In locally advanced and metastatic malignancies, antibiotic (ATB) therapy has a negative effect on immunotherapy efficacy. Therefore, we aimed to evaluate whether ATB therapy and use of specific ATB classes with concomitant neoadjuvant pembrolizumab affected pathologic complete response (ypT0N0) and relapse-free survival (RFS) for patients with clinical T2–4N0M0 bladder cancer enrolled in the PURE-01 study. Of the 149 patients evaluated, 48 (32%) received any concomitant ATB therapy. The ATB class most commonly administered was fluoroquinolones (16 patients; 33%). In the ATB cohort, seven patients (15%) achieved ypT0N0 status, compared to 50 (50%; p < 0.001) in the untreated group. Moreover, ATB use was negatively associated with ypT0N0 status (odds ratio 0.18, 95% confidence interval [CI] 0.05–0.48; p = 0.001). The 24-mo RFS rate was 63% (95% CI 48-83%) in the ATB group versus 90% (95% CI 83–97) in the untreated group. We found that ATB use was associated with a higher recurrence rate (hazard ratio [HR] 2.64, 95% CI 1.08–6.50; p = 0.03). Exploratory analyses showed that fluoroquinolone use was associated with a higher recurrence rate (HR 3.28, 95% CI 1.12–9.60; p = 0.03). Our study revealed an association between ATB use and neoadjuvant immunotherapy efficacy in an intention-to-cure population, highlighting the need for future studies to better investigate this relationship.
In locally advanced and metastatic malignancies including bladder cancer, antibiotic (ATB) therapy has shown to be associated with decreased efficacy by modulating the intestinal microbiota towards a detrimental state of dysbiosis, eventually impairing anticancer immunity in the host. The authors of the article aimed to evaluate the evidence of this mechanism in a localised setting by conducting a post hoc analysis of the PURE-01 study, in which patients with cT2–4N0M0 MIBC received three cycles of neoadjuvant pembrolizumab followed by a radical cystectomy (RC).
Concomitant ATB therapy was defined as any ATB administration between 30 d before the first pembrolizumab dose and the planned RC.
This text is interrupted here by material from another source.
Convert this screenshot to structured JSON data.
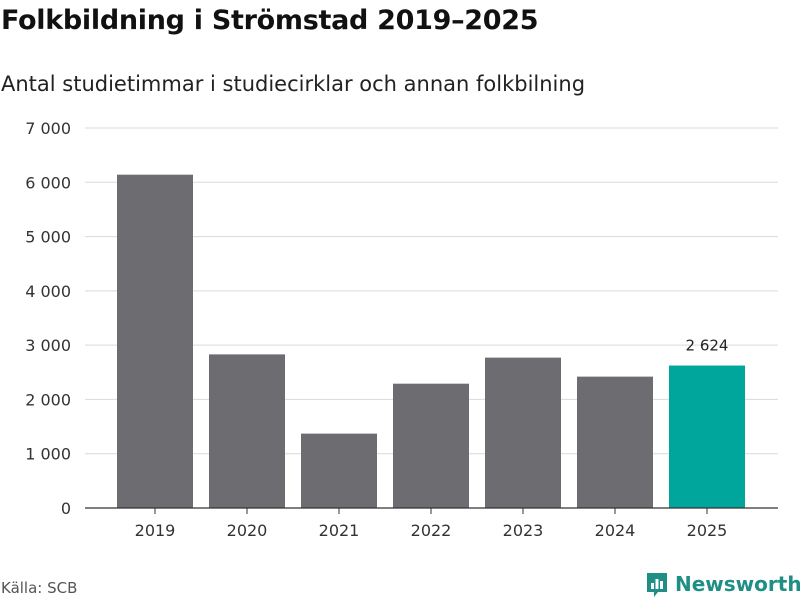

A total of 48 patients (32%) received concomitant ATB therapy. Noteworthily, the median total number of mutations (TMB) (9.3 vs 11.4 mutation/Mb; p = 0.005) and combined positive score (CPS) (9.5% vs 20%; p = 0.04) were significantly lower in the ATB cohort. No difference in the rate of immune-related adverse events was noted between the two cohorts (p = 0.7). The ATB class most commonly administered was fluoroquinolones (n = 16; 33%), followed by beta-lactams (n = 14; 29%), trimethoprim/sulfamethoxazole (n = 5; 10%), fosfomycin (n = 5; 10%), and other compounds (n = 8; 17%). Out of the 48 patients, 36 (75%) received ATBs for urinary tract infections, seven (15%) for periprocedural prophylaxis, and five (10%) for other reasons. In the ATB cohort, ypT0N0 status was achieved by seven patients (15%), compared to 50 (50%; p < 0.001) in the untreated group. On multivariate analyses, ATB use was negatively and independently associated with pathologic complete response (OR: 0.18, 95% CI: 0.05-0.48; p = 0.001). The authors also found a detrimental effect of ATB use on recurrence-free survival at 12 months: 81% (95% CI 70–93%) in the ATB group and 95% (95% CI 91–99%) in the no-ATB group (see Figure 1: Kaplan-Meier curves of recurrence-free survival). On multivariate analyses, ATB use was associated with higher rates of disease recurrence (HR: 2.64, 95% CI: 1.08–6.50; p = 0.03).
This study is the first one to validate the hypothesis that ATB therapy may impair ICI antitumor activity against localised bladder cancer treated with curative intent. The authors found that ATB use was associated with a worse response to neoadjuvant pembrolizumab, both in terms of pathological complete response and recurrence-free survival. At a pathobiological level, perturbations in the homeostatic gut microbiota caused by the bactericidal and bacteriostatic effects of ATBs lead to a state of dysbiosis, potentially characterised by an overgrowth of detrimental species at the expense of more beneficial bacteria. This shift in gut microbial ecology may have a great impact on the anticancer response in the host.